Oaks has been a mentor, leader and teacher to many residents and fellows during their training at UAB. According to Jeffrey Blount, M.D., director of the UAB Division of Pediatric Neurosurgery, more than 20 fellows and eight faculty members in pediatric neurosurgery sought training and practice experience under the Oakes paradigm.
The Department of Neurosurgery’s annual teaching award given by the neurosurgery residents carries Dr. Oakes’ name, as the inaugural recipient.
“Most of his trainees have gone on to become leaders in pediatric neurosurgery,” said Blount. “All have attained board certification in pediatric neurosurgery–the highest rate of any fellowship in North America–and there are 10 division heads or named chairs in pediatric neurosurgery amongst Dr. Oakes' trainees.”
Oakes has authored or co-authored more than 445 publications in medical literature, with seven additional manuscripts in press, and he is the lead editor of the definitive work on Chiari malformations, which is aptly titled “The Chiari Malformations.” This work is now in its second edition.
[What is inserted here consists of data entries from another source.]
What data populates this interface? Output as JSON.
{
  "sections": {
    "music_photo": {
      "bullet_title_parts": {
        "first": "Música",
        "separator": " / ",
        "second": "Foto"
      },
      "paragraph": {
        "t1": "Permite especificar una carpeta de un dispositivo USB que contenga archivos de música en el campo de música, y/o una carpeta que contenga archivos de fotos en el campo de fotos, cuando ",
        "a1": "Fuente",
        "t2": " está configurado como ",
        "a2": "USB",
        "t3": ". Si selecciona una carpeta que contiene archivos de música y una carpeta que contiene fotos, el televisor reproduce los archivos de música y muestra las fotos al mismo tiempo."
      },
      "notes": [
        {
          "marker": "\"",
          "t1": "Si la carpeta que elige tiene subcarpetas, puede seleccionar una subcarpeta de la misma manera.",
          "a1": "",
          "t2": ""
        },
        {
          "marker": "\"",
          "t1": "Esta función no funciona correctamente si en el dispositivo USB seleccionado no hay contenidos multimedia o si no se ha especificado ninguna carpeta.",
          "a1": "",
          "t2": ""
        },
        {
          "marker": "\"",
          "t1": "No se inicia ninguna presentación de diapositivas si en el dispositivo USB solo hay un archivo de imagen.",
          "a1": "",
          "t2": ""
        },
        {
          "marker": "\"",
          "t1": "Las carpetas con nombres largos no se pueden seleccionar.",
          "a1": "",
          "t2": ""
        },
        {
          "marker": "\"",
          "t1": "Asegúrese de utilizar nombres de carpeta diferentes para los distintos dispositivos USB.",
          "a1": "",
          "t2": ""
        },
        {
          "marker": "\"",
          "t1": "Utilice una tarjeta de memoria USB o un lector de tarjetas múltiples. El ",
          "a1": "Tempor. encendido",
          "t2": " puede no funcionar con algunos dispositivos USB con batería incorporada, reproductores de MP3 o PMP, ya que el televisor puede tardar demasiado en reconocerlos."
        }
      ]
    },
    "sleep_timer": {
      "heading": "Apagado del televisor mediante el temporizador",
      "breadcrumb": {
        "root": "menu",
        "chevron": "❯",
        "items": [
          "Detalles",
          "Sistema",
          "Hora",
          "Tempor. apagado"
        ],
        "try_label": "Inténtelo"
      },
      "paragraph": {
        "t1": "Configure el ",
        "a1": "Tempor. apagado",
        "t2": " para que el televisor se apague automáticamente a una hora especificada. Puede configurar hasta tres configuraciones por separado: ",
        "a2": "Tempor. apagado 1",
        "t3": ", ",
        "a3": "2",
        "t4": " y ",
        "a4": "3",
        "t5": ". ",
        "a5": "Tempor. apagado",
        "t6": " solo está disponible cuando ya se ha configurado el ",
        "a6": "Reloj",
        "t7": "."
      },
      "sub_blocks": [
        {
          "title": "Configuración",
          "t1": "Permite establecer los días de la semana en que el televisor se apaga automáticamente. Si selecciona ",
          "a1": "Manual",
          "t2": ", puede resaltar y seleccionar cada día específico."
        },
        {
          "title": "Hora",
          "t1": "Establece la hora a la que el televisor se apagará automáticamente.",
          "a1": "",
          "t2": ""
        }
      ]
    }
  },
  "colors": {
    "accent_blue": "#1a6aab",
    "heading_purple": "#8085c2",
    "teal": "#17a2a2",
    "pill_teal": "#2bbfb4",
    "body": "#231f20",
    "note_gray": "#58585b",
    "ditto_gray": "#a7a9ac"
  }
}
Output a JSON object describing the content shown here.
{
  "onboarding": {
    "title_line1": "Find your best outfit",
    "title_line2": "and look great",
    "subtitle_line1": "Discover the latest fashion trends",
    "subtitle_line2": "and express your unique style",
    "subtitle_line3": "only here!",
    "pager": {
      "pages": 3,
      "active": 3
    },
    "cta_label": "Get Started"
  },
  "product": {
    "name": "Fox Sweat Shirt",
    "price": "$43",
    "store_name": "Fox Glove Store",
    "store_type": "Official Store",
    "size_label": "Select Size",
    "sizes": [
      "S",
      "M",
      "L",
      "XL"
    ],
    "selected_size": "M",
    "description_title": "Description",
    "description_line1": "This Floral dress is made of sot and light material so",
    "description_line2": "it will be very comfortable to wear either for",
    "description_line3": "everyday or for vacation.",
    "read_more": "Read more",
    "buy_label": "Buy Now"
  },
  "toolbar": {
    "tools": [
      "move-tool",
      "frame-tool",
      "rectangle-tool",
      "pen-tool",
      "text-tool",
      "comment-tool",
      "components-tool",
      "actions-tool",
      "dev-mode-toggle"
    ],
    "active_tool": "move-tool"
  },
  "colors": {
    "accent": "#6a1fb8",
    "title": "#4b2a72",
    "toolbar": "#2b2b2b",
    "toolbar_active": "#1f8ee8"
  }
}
“He may be perhaps the single greatest contributor to our current concept of the neurosurgical care of patients with Chiari malformations,” said Markert. “However, he is not simply a clinical research scientist, but an accomplished clinician whose care has been sought by parents from across the country and overseas due to his acknowledged surgical expertise.”
Oakes will be presented with his distinguished professor resolution during a small reception in July.
"It was a privilege to help care for many brave children and their families with difficult and stressful medical problems,” said Oakes. “Children with serious illnesses are the true heroes of health care.”